وَلَا تُصَعِّرْ خَدَّكَ لِلنَّاسِ وَلَا تَمْشِ فِي الْأَرْضِ مَرَحًا ۖ إِنَّ اللَّهَ لَا يُحِبُّ كُلَّ مُخْتَالٍ فَخُورٍ
Dan janganlah kamu memalingkan mukamu dari manusia (karena sombong) dan janganlah kamu berjalan di muka bumi dengan angkuh. Sesungguhnya Allah tidak menyukai orang-orang yang sombong lagi membanggakan diri. (QS Lukman ayat 18)
Bahwa seseorang yang melakukan perjalanan kemana pun dalam rangka apa pun terlebih untuk dakwah namun jiwanya penuh keangkuhan dan kesombongan yakinlah dia tak akan mendapat hikmah apa-apa dibaliknya. Kesombongan dan keangkuhan bisa karena status sosial atau pahaman yang dirasa lebih benar dari yang lain.
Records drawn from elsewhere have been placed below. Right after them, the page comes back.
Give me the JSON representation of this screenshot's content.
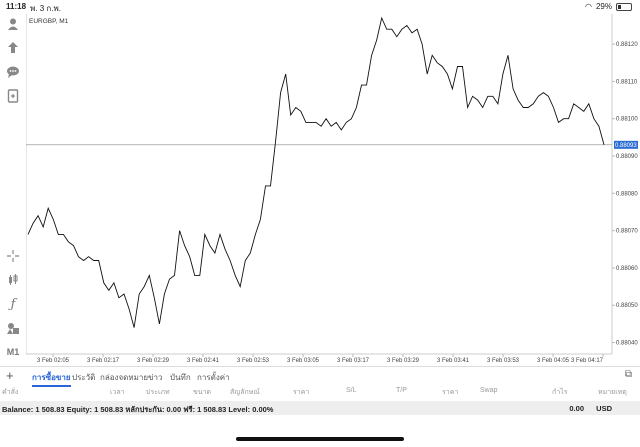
{
  "status_bar": {
    "time": "11:18",
    "date": "พ. 3 ก.พ.",
    "battery": "29%",
    "battery_level": 0.29
  },
  "toolbar": {
    "icons": [
      "account-icon",
      "trade-icon",
      "chat-icon",
      "document-icon",
      "crosshair-icon",
      "candles-icon",
      "indicator-icon",
      "objects-icon",
      "timeframe-label"
    ],
    "timeframe": "M1"
  },
  "chart": {
    "symbol_label": "EURGBP, M1",
    "current_price": "0.88093",
    "line_color": "#111111",
    "price_line_color": "#888888",
    "price_tag_color": "#2b6cd3"
  },
  "chart_data": {
    "type": "line",
    "title": "EURGBP, M1",
    "ylim": [
      0.88035,
      0.88125
    ],
    "y_ticks": [
      "0.88120",
      "0.88110",
      "0.88100",
      "0.88090",
      "0.88080",
      "0.88070",
      "0.88060",
      "0.88050",
      "0.88040"
    ],
    "x_ticks": [
      "3 Feb 02:05",
      "3 Feb 02:17",
      "3 Feb 02:29",
      "3 Feb 02:41",
      "3 Feb 02:53",
      "3 Feb 03:05",
      "3 Feb 03:17",
      "3 Feb 03:29",
      "3 Feb 03:41",
      "3 Feb 03:53",
      "3 Feb 04:05",
      "3 Feb 04:17"
    ],
    "values": [
      0.88069,
      0.88072,
      0.88074,
      0.88071,
      0.88076,
      0.88073,
      0.88069,
      0.88069,
      0.88067,
      0.88066,
      0.88063,
      0.88062,
      0.88063,
      0.88062,
      0.88062,
      0.88056,
      0.88054,
      0.88056,
      0.88052,
      0.88053,
      0.88049,
      0.88044,
      0.88053,
      0.88055,
      0.88058,
      0.88052,
      0.88045,
      0.88053,
      0.88057,
      0.88058,
      0.8807,
      0.88066,
      0.88063,
      0.88058,
      0.88058,
      0.88069,
      0.88066,
      0.88064,
      0.88069,
      0.88065,
      0.88062,
      0.88058,
      0.88055,
      0.88062,
      0.88064,
      0.88069,
      0.88073,
      0.88082,
      0.88082,
      0.88094,
      0.88107,
      0.88112,
      0.88101,
      0.88103,
      0.88102,
      0.88099,
      0.88099,
      0.88099,
      0.88098,
      0.881,
      0.88098,
      0.88099,
      0.88097,
      0.88099,
      0.881,
      0.88103,
      0.88109,
      0.88109,
      0.88117,
      0.88121,
      0.88127,
      0.88124,
      0.88124,
      0.88122,
      0.88124,
      0.88125,
      0.88123,
      0.88124,
      0.8812,
      0.88112,
      0.88117,
      0.88115,
      0.88114,
      0.88112,
      0.88108,
      0.88114,
      0.88114,
      0.88103,
      0.88106,
      0.88105,
      0.88103,
      0.88106,
      0.88106,
      0.88104,
      0.88112,
      0.88117,
      0.88108,
      0.88105,
      0.88103,
      0.88103,
      0.88104,
      0.88106,
      0.88107,
      0.88106,
      0.88103,
      0.88099,
      0.881,
      0.881,
      0.88104,
      0.88103,
      0.88102,
      0.88104,
      0.881,
      0.88098,
      0.88093
    ],
    "current_price": 0.88093,
    "grid": false
  },
  "tabs": [
    {
      "label": "การซื้อขาย",
      "active": true
    },
    {
      "label": "ประวัติ",
      "active": false
    },
    {
      "label": "กล่องจดหมาย",
      "active": false
    },
    {
      "label": "ข่าว",
      "active": false
    },
    {
      "label": "บันทึก",
      "active": false
    },
    {
      "label": "การตั้งค่า",
      "active": false
    }
  ],
  "table_headers": [
    "คำสั่ง",
    "เวลา",
    "ประเภท",
    "ขนาด",
    "สัญลักษณ์",
    "ราคา",
    "S/L",
    "T/P",
    "ราคา",
    "Swap",
    "กำไร",
    "หมายเหตุ"
  ],
  "balance": {
    "text": "Balance: 1 508.83 Equity: 1 508.83 หลักประกัน: 0.00 ฟรี: 1 508.83 Level: 0.00%",
    "profit": "0.00",
    "currency": "USD"
  }
}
Adapun orang yang melakukan perjalanan dengan penuh ketawadhuan (rendah hati) maka yakinlah ia akan mendapat banyak manfaat. Orang yang berjalan dengan penuh ketawadhuan pasti setiap langkah kakinya dihiasi dengan lisan yang berzikir; tangan yang tengadah untuk memohon dan berdoa agar terlindungi dari segala mara bahaya serta berharap semoga tempat yang diinjak dan dilalui mendapat barokah dari Allah SWT.
Sedangkan orang yang berjalan dengan keangkuhan dan kesombongan. Tiap langkah kakinya dihiasi mulut yang penuh sumpah serampah, pikiran yang penuh prasangka dan jiwa yang merendahkan orang atau tempat yang dilaluinya.
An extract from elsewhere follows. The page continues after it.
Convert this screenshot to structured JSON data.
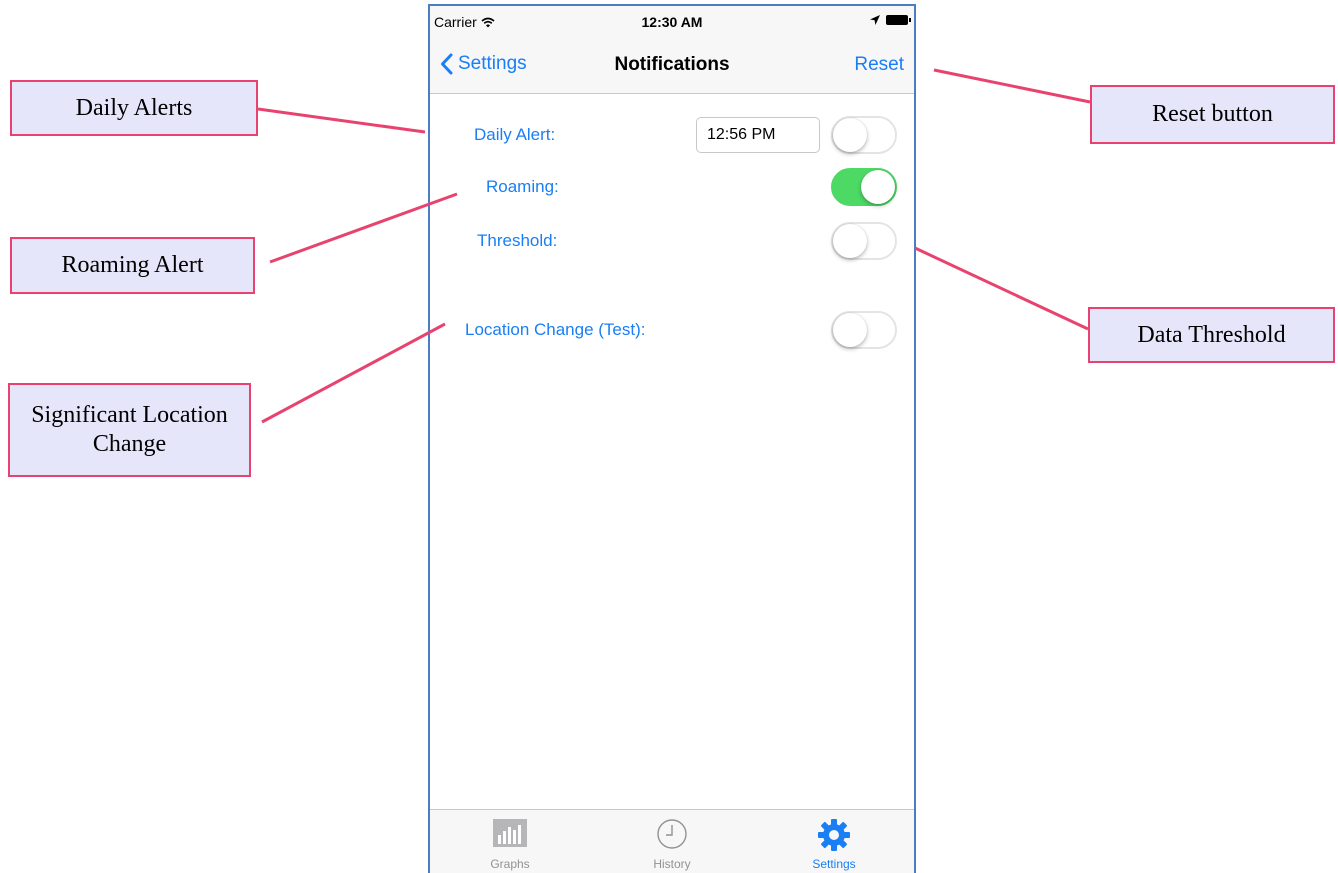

Maka berjalanlah di muka bumi dan tebarkankah salam (kebaikan, kedamaian, manfaat dan maslahat) sehingga orang-orang awam pun merasa terhormat dan tersanjung dihadapan kita karena sapaan kita berkesan di mata mereka.
Namun bila kita menampakkan muka kecut, tanpa senyum, mencibir atau nyinyir, maka berapa lama kah kita dapat bertahan hidup di situ karena orang sekitar pun serta merta menolak keberadaan kita.
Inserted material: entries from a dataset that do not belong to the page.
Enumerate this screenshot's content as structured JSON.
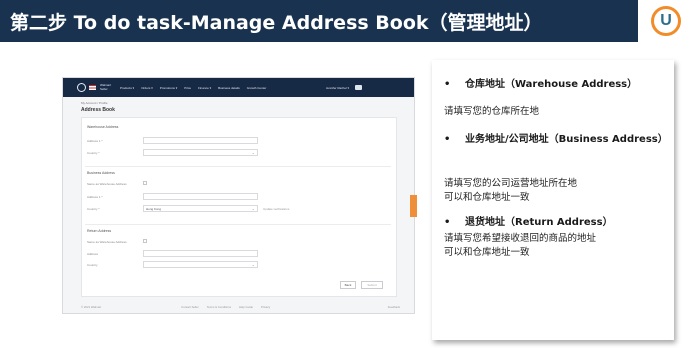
{
  "slide": {
    "title": "第二步 To do task-Manage Address Book（管理地址）",
    "logo_letter": "U"
  },
  "app": {
    "brand": "Walmart Seller",
    "nav": [
      "Products ▾",
      "Orders ▾",
      "Promotions ▾",
      "Price",
      "Finance ▾",
      "Business details",
      "Growth Center"
    ],
    "user": "Jennifer Rachel ▾",
    "breadcrumb": "My Account  /  Profile",
    "page_title": "Address Book",
    "sections": [
      {
        "title": "Warehouse Address",
        "fields": [
          {
            "label": "Address 1 *",
            "kind": "text",
            "value": ""
          },
          {
            "label": "Country *",
            "kind": "select",
            "value": ""
          }
        ]
      },
      {
        "title": "Business Address",
        "checkbox_label": "Same as Warehouse Address",
        "fields": [
          {
            "label": "Address 1 *",
            "kind": "text",
            "value": ""
          },
          {
            "label": "Country *",
            "kind": "select",
            "value": "Hong Kong"
          }
        ],
        "hint": "Update verifications"
      },
      {
        "title": "Return Address",
        "checkbox_label": "Same as Warehouse Address",
        "fields": [
          {
            "label": "Address",
            "kind": "text",
            "value": ""
          },
          {
            "label": "Country",
            "kind": "select",
            "value": ""
          }
        ]
      }
    ],
    "buttons": {
      "back": "Back",
      "submit": "Submit"
    },
    "footer": {
      "copyright": "© 2021 Walmart",
      "links": [
        "Contact Seller",
        "Terms & Conditions",
        "Help Guide",
        "Privacy"
      ],
      "right": "Feedback"
    }
  },
  "notes": [
    {
      "heading": "仓库地址（Warehouse Address）",
      "desc": [
        "请填写您的仓库所在地"
      ]
    },
    {
      "heading": "业务地址/公司地址（Business Address）",
      "desc": [
        "请填写您的公司运营地址所在地",
        "可以和仓库地址一致"
      ]
    },
    {
      "heading": "退货地址（Return Address）",
      "desc": [
        "请填写您希望接收退回的商品的地址",
        "可以和仓库地址一致"
      ]
    }
  ],
  "colors": {
    "title_bar": "#18324f",
    "logo_ring": "#f28c28",
    "nav_bar": "#162a45",
    "accent_tab": "#ee8f3a"
  }
}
Inilah Islam, ajaran yang menebarkan salam. Dan semua manusia pun merasa nyaman dan terlindungi di bawah naungan Islam.
Disamping itu, perjalanan kita juga adalah bagian dari semangat “isro” (perhatikan qs 29: 20-21, qs 3: 137) maknanya melakukan survei dan penelitian tentang kehidupan manusia pun alam semesta agar kita mendapat ibroh (pelajaran mendalam) tentang beragam perilaku kehidupan serta akibat yang diperoleh mereka.
Maka berjalanlah di bumi Allah untuk sebarkan Islam (dakwah) dengan penuh kerendahan hatian dan kedamaian. Kecuali terhadap orang-orang yang zalim di antara mereka yang sudah diingatkan berkali-kali namun tiada perubahan bahkan cenderung mereka memusuhi dan menzalimi kita. Terhadap manusia semacam ini kita pun harus gelorakan hisbah dan jihad. Wallahua’lam.